A Johannesburg primary school has introduced a transformative literacy programme that will give its little ones an important boost when it comes to developing reading, writing and language skills.
With an overwhelming 96.3% of grade 1s at Chivirikani Primary in Katlehong requiring reading and writing support, the Shine Literacy Chapter was launched at the school in partnership with Dare to Care in mid-February.
Marilize Grove, chapter manager from Shine Literacy, says there are 1,176 volunteers who deliver Shine Literacy programmes to 7,309 children in 77 schools across four provinces.
Since 2007, Shine Literacy has supported 17,000 children, she says.
The non-profit organisation was founded in 2000 to tackle unacceptably low literacy rates in the junior grades, especially among low-income communities in SA.
The aim is to help children engage effectively with learning by the time they finish the foundation phase.

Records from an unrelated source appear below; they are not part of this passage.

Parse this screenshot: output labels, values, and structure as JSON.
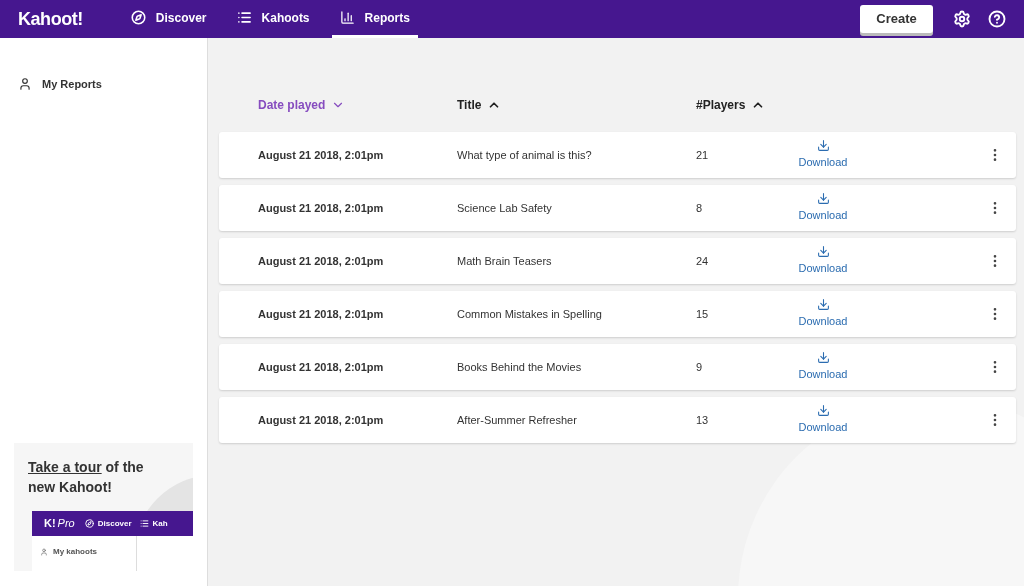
{
  "header": {
    "logo": "Kahoot!",
    "nav": [
      {
        "label": "Discover",
        "kind": "compass",
        "selected": false
      },
      {
        "label": "Kahoots",
        "kind": "list",
        "selected": false
      },
      {
        "label": "Reports",
        "kind": "chart",
        "selected": true
      }
    ],
    "create_button": "Create"
  },
  "sidebar": {
    "items": [
      {
        "label": "My Reports",
        "selected": true
      }
    ],
    "tour_card": {
      "link": "Take a tour",
      "text": " of the new Kahoot!",
      "preview": {
        "logo": "K!",
        "plan": "Pro",
        "nav": [
          {
            "label": "Discover",
            "kind": "compass"
          },
          {
            "label": "Kah",
            "kind": "list"
          }
        ],
        "sidebar_item": "My kahoots"
      }
    }
  },
  "table": {
    "columns": [
      {
        "label": "Date played",
        "selected": true,
        "ascending": false
      },
      {
        "label": "Title",
        "selected": false,
        "ascending": true
      },
      {
        "label": "#Players",
        "selected": false,
        "ascending": true
      }
    ],
    "rows": [
      {
        "date": "August 21 2018, 2:01pm",
        "title": "What type of animal is this?",
        "players": "21",
        "action": "Download"
      },
      {
        "date": "August 21 2018, 2:01pm",
        "title": "Science Lab Safety",
        "players": "8",
        "action": "Download"
      },
      {
        "date": "August 21 2018, 2:01pm",
        "title": "Math Brain Teasers",
        "players": "24",
        "action": "Download"
      },
      {
        "date": "August 21 2018, 2:01pm",
        "title": "Common Mistakes in Spelling",
        "players": "15",
        "action": "Download"
      },
      {
        "date": "August 21 2018, 2:01pm",
        "title": "Books Behind the Movies",
        "players": "9",
        "action": "Download"
      },
      {
        "date": "August 21 2018, 2:01pm",
        "title": "After-Summer Refresher",
        "players": "13",
        "action": "Download"
      }
    ]
  }
}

South Africa ranked last out of 50 countries in the 2016 Progress in International Reading Literacy Study (PIRLS) study. The study, which tested reading comprehension of pupils in their fourth year of primary school, found 78% of South African pupils at this level could not read for meaning.
All grade 1s at Chivirikani underwent an early literacy assessment and pupils who were at risk or below the required level were chosen to participate in the Shine programme.
Letter knowledge, ability to write a sentence from dictation, read a list of words and write a story from two picture cues formed part of the assessment.
The school’s leadership welcomed the Shine Literacy Hour to improve pupils’ literacy and believes it will have a positive impact on the community. The Shine Literacy Hour is a carefully structured session divided into four parts which include paired reading, shared reading, have-a-go writing and world play (games).